This is not a new idea. In fact, it’s what John Maynard Keynes was out to accomplish at the 1944 Bretton Woods conference where the International Monetary Fund was created. Keynes wanted the IMF to issue a new global currency, the bancor. The U.S. thwarted that plan, although the IMF did later create something called “special drawing rights” that amounts to a sort of proto world currency.

Zhou’s proposal was treated in the WSJ and the NYT as another Chinese attack on the dollar, and I guess it is. But it also points the way toward a global monetary regime that, in theory at least, would  better serve the long-term interests of the U.S. than the current dollar-denominated one.

The advantage of having your country’s currency as the world’s reserve currency is that you don’t really have to play by the rules: You can run big deficits financed by the rest of the world, you can spend more than you earn, and to a certain extent you can escape the consequences of your profligacy by devaluing your currency when you run into trouble.

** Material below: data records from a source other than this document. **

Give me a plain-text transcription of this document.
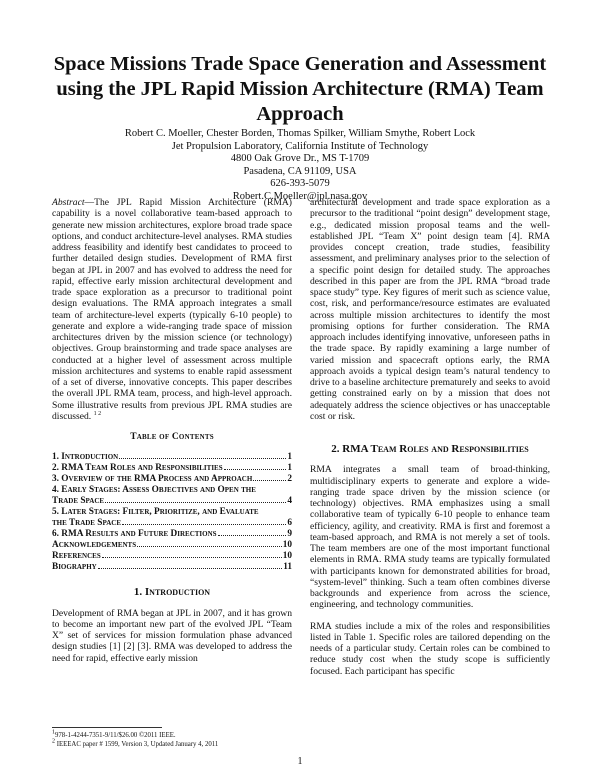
Space Missions Trade Space Generation and Assessment using the JPL Rapid Mission Architecture (RMA) Team Approach
Robert C. Moeller, Chester Borden, Thomas Spilker, William Smythe, Robert Lock
Jet Propulsion Laboratory, California Institute of Technology
4800 Oak Grove Dr., MS T-1709
Pasadena, CA 91109, USA
626-393-5079
Robert.C.Moeller@jpl.nasa.gov

Abstract—The JPL Rapid Mission Architecture (RMA) capability is a novel collaborative team-based approach to generate new mission architectures, explore broad trade space options, and conduct architecture-level analyses. RMA studies address feasibility and identify best candidates to proceed to further detailed design studies. Development of RMA first began at JPL in 2007 and has evolved to address the need for rapid, effective early mission architectural development and trade space exploration as a precursor to traditional point design evaluations. The RMA approach integrates a small team of architecture-level experts (typically 6-10 people) to generate and explore a wide-ranging trade space of mission architectures driven by the mission science (or technology) objectives. Group brainstorming and trade space analyses are conducted at a higher level of assessment across multiple mission architectures and systems to enable rapid assessment of a set of diverse, innovative concepts. This paper describes the overall JPL RMA team, process, and high-level approach. Some illustrative results from previous JPL RMA studies are discussed. $^{1 2}$

Table of Contents
1. Introduction	1
2. RMA Team Roles and Responsibilities	1
3. Overview of the RMA Process and Approach	2
4. Early Stages: Assess Objectives and Open the
Trade Space	4
5. Later Stages: Filter, Prioritize, and Evaluate
the Trade Space	6
6. RMA Results and Future Directions	9
Acknowledgements	10
References	10
Biography	11
1. Introduction

Development of RMA began at JPL in 2007, and it has grown to become an important new part of the evolved JPL “Team X” set of services for mission formulation phase advanced design studies [1] [2] [3]. RMA was developed to address the need for rapid, effective early mission

architectural development and trade space exploration as a precursor to the traditional “point design” development stage, e.g., dedicated mission proposal teams and the well-established JPL “Team X” point design team [4]. RMA provides concept creation, trade studies, feasibility assessment, and preliminary analyses prior to the selection of a specific point design for detailed study. The approaches described in this paper are from the JPL RMA “broad trade space study” type. Key figures of merit such as science value, cost, risk, and performance/resource estimates are evaluated across multiple mission architectures to identify the most promising options for further consideration. The RMA approach includes identifying innovative, unforeseen paths in the trade space. By rapidly examining a large number of varied mission and spacecraft options early, the RMA approach avoids a typical design team’s natural tendency to drive to a baseline architecture prematurely and seeks to avoid getting constrained early on by a mission that does not adequately address the science objectives or has unacceptable cost or risk.

2. RMA Team Roles and Responsibilities

RMA integrates a small team of broad-thinking, multidisciplinary experts to generate and explore a wide-ranging trade space driven by the mission science (or technology) objectives. RMA emphasizes using a small collaborative team of typically 6-10 people to enhance team efficiency, agility, and creativity. RMA is first and foremost a team-based approach, and RMA is not merely a set of tools. The team members are one of the most important functional elements in RMA. RMA study teams are typically formulated with participants known for demonstrated abilities for broad, “system-level” thinking. Such a team often combines diverse backgrounds and experience from across the science, engineering, and technology communities.

RMA studies include a mix of the roles and responsibilities listed in Table 1. Specific roles are tailored depending on the needs of a particular study. Certain roles can be combined to reduce study cost when the study scope is sufficiently focused. Each participant has specific

$^1$978-1-4244-7351-9/11/$26.00 ©2011 IEEE.
$^2$ IEEEAC paper # 1599, Version 3, Updated January 4, 2011
1
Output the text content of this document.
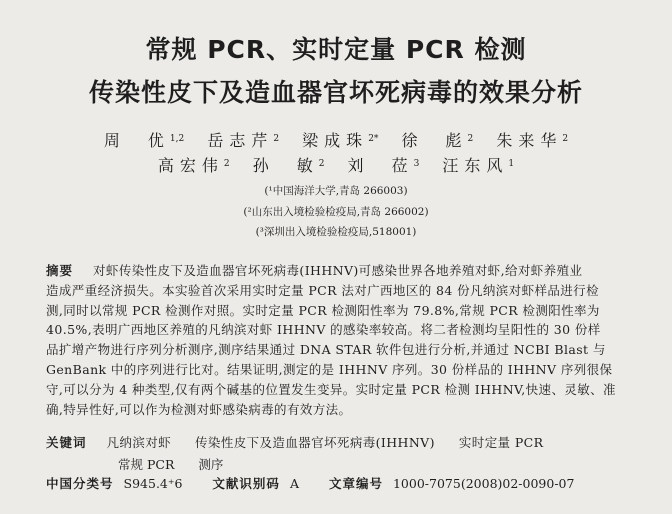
常规 PCR、实时定量 PCR 检测
传染性皮下及造血器官坏死病毒的效果分析
周　优$^{1,2}$ 岳志芹$^2$ 梁成珠$^{2*}$ 徐　彪$^2$ 朱来华$^2$
高宏伟$^2$ 孙　敏$^2$ 刘　莅$^3$ 汪东风$^1$
(¹中国海洋大学,青岛 266003)
(²山东出入境检验检疫局,青岛 266002)
(³深圳出入境检验检疫局,518001)
摘要 对虾传染性皮下及造血器官坏死病毒(IHHNV)可感染世界各地养殖对虾,给对虾养殖业
造成严重经济损失。本实验首次采用实时定量 PCR 法对广西地区的 84 份凡纳滨对虾样品进行检
测,同时以常规 PCR 检测作对照。实时定量 PCR 检测阳性率为 79.8%,常规 PCR 检测阳性率为
40.5%,表明广西地区养殖的凡纳滨对虾 IHHNV 的感染率较高。将二者检测均呈阳性的 30 份样
品扩增产物进行序列分析测序,测序结果通过 DNA STAR 软件包进行分析,并通过 NCBI Blast 与
GenBank 中的序列进行比对。结果证明,测定的是 IHHNV 序列。30 份样品的 IHHNV 序列很保
守,可以分为 4 种类型,仅有两个碱基的位置发生变异。实时定量 PCR 检测 IHHNV,快速、灵敏、准
确,特异性好,可以作为检测对虾感染病毒的有效方法。
关键词 凡纳滨对虾 传染性皮下及造血器官坏死病毒(IHHNV) 实时定量 PCR
常规 PCR 测序
中国分类号 S945.4⁺6 文献识别码 A 文章编号 1000-7075(2008)02-0090-07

The obvious disadvantages are that running big deficits and spending more than you earn aren’t really great long-term economic strategies.

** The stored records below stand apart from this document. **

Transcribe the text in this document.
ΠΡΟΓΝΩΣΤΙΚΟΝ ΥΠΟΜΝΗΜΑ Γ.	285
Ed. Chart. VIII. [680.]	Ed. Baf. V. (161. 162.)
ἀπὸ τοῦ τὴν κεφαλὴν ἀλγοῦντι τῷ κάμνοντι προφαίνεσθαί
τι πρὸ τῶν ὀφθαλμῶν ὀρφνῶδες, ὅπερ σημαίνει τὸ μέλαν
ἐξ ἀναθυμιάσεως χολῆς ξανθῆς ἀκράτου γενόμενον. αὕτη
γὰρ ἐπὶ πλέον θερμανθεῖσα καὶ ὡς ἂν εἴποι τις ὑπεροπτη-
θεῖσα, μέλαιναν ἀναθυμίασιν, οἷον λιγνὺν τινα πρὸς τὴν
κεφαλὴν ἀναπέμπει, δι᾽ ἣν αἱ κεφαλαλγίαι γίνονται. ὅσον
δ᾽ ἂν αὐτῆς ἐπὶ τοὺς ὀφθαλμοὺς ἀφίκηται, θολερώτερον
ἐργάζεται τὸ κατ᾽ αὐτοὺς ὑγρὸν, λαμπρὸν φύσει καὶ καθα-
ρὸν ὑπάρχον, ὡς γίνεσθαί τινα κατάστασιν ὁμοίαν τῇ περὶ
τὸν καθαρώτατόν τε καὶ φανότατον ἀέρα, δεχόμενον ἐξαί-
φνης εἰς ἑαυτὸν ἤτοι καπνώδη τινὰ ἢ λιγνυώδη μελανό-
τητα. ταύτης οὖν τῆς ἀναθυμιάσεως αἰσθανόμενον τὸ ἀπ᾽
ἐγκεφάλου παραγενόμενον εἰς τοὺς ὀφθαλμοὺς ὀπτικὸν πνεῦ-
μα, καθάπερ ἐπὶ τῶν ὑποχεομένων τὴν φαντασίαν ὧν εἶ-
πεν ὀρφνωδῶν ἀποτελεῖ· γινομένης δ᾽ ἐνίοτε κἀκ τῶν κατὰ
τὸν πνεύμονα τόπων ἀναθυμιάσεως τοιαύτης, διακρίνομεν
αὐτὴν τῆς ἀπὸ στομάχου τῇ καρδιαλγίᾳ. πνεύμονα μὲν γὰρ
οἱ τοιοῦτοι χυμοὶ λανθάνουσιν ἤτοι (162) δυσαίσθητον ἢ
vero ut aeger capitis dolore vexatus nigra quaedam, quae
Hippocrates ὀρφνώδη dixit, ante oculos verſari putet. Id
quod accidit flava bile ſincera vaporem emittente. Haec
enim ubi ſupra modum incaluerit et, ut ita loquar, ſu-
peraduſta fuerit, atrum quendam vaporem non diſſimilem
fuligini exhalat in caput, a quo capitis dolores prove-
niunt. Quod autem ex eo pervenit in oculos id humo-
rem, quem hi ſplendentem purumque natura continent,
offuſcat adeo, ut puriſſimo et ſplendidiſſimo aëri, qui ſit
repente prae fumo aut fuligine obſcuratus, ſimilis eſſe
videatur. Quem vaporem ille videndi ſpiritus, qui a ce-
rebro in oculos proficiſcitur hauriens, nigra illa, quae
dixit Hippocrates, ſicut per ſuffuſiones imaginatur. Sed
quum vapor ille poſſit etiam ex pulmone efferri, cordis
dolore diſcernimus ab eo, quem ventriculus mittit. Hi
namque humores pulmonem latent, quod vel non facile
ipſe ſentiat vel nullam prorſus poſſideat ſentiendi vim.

Meanwhile, that thing about escaping the consequences of profligacy by devaluing has its limits. At some point it will presumably stop working: The rest of the world will give up on you and pick another currency to keep its reserves in. Until that day happens, while your currency remains the global standard, you’ll struggle with issues of economic competitiveness and overindebtedness—because countries around the world are going to be more interested in buying your currency than anything else you produce. (I’m channeling Joe Stiglitz here, and he says he’s channeling Keynes.)

What Zhou is offering is an orderly way out of this quandary:

A super-sovereign reserve currency not only eliminates the inherent risks of credit-based sovereign currency, but also makes it possible to manage global liquidity. A super-sovereign reserve currency managed by a global institution could be used to both create and control the global liquidity. And when a country’s currency is no longer used as the yardstick for global trade and as the benchmark for other currencies, the exchange rate policy of the country would be far more effective in adjusting economic imbalances. This will significantly reduce the risks of a future crisis and enhance crisis management capability.

One big issue here, of course, is that by allowing a “super-sovereign” currency to take over the global role of the dollar, the U.S. would be ceding a bit of sovereignty to the IMF. My feeling is that we’ve already ceded that sovereignty to global financial markets, and giving the IMF the role of global central bank would actually improve our ability to control our destiny over the long run. But I sort of doubt that argument will go over too well in Congress.

Which raises the second big problem with any such global currency regime. The last two such regimes—the gold standard and the Bretton Woods system—collapsed in part because because of the unwillingness of the world’s biggest economic power, the U.S., to play by the rules. Who’s to say we—or China in a decade or three—will be willing to play by the new IMF rules Zhou is proposing when they don’t appear to serve the nation’s short-term interests?